Apples and oranges are combined in this easy marmalade recipe. The apple marmalade is flavored with thinly sliced orange.
The marmalade is made without added pectin, so you should use a reliable candy thermometer. If you have no candy thermometer and no way to get one before you make the marmalade, you can use the cold plate test. See the expert tips, below, for instructions.
- 8 cups thinly sliced tart apples, about 3 pounds
- 1 orange
- 1 1/2 cups water
- 5 cups sugar
- 2 tablespoons lemon juice
- Fill a boiling water bath canner with water. Add 7 half-pint canning jars to the water and bring to a boil. Reduce heat to low and keep the water simmering while you prepare the fruit.
- Put the lids in a saucepan and bring to a simmer. Do not boil. Keep the lids hot while you prepare the fruit.
- Wash, peel, quarter, and core the apples. Slice the apples thinly; measure 8 cups (2 quarts).
- Quarter the orange, remove the seeds, and slice very thinly.
- Heat the1 1/2 cups of water and sugar until the sugar has dissolved. Add the lemon juice and fruit.
- Boil the fruit and syrup mixture rapidly, stirring constantly, to 9 degrees F above the boiling point of water at your altitude, or about 221 F to 222 F at normal altitude. or until the mixture thickens. If you don't have a candy or jelly thermometer, see the test methods below.
- Remove from heat; skim off foam.
- Pour immediately into the hot, sterile canning jars, leaving 1/4-inch headspace. Wipe the rims and threads with a clean damp cloth or paper towels and position the lids. Screw the rings on to fingertip tightness. Do not overtighten.
- Put the filled jars in the canner. If the water does is not at least 1 inch above the jar tops, add hot water. Bring to a boil; reduce heat to a gently boil. Process for 5 minutes after the water comes to a boil. (10 minutes for altitudes from 1,001 to 6,000 feet, 15 minutes for an altitude above 6000 feet)
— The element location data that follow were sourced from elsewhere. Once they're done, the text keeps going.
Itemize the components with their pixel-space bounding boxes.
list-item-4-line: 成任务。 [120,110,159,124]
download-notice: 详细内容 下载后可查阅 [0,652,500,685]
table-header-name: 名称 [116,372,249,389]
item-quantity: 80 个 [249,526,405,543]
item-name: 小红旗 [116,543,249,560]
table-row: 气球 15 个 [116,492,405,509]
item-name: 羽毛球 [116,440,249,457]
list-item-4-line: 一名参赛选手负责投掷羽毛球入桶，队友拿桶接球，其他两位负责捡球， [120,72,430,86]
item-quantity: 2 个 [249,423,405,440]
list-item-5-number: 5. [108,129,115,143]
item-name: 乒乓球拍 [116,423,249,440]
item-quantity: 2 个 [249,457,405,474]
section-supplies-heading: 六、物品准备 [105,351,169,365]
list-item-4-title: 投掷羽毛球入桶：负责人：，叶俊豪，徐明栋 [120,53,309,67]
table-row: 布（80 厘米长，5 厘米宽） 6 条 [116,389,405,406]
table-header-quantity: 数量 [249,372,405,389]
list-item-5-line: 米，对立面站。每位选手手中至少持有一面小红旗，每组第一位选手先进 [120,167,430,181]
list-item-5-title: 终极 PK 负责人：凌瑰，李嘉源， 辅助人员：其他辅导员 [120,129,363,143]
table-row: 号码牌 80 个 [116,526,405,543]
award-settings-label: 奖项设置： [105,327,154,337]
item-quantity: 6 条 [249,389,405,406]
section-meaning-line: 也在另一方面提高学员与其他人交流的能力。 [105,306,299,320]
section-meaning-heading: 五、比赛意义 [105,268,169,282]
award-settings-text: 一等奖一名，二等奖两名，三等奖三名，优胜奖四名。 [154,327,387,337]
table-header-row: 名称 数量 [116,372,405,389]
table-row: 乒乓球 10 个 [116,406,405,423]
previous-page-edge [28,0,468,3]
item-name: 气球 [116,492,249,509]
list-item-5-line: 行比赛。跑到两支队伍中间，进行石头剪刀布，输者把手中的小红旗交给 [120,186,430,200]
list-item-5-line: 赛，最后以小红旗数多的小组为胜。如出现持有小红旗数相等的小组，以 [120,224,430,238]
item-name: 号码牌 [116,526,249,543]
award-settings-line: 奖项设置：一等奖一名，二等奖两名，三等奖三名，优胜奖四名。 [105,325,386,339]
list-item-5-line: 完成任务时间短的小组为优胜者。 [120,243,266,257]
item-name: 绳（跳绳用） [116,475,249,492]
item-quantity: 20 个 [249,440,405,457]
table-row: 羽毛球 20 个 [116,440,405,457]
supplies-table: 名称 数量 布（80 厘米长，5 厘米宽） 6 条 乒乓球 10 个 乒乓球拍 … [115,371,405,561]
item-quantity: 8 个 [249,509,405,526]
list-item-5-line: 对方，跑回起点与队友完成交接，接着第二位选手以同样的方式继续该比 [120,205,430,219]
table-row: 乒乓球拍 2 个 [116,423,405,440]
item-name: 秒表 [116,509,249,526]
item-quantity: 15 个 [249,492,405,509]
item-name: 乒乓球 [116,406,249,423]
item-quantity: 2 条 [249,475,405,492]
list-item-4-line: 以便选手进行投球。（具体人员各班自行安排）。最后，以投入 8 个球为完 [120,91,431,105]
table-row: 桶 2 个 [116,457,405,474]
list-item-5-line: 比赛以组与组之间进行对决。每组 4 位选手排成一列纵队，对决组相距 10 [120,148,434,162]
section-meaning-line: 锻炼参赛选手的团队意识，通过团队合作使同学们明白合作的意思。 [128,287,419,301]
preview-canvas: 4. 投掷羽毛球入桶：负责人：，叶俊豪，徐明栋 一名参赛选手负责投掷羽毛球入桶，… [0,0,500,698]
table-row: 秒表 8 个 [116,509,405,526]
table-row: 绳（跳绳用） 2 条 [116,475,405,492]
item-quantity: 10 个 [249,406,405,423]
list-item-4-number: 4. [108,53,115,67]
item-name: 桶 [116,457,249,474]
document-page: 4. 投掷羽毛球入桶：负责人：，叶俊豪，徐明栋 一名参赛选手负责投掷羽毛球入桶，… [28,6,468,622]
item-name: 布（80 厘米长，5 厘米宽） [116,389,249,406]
Testing for the Jelly Point
Two ways to test for jelling if you don't have access to a reliable thermometer are sheeting and the cold plate method.
For the sheeting method, dip a cool metal spoon into the boiling marmalade. Raise it out of the mixture and hold it over the pan. Turn the spoon so the mixture will run out. If the marmalade forms drops that combine to form a sheet that hangs off the spoon, it is done.
For the cold plate method, place a few small plates in the freezer. When you think the marmalade might be done, take a plate out of the freezer. Drop a teaspoon of hot marmalade on the cold plate. Let it stand for about 30 seconds and then tip the plate to the side. If it's done, the marmalade will move only slightly.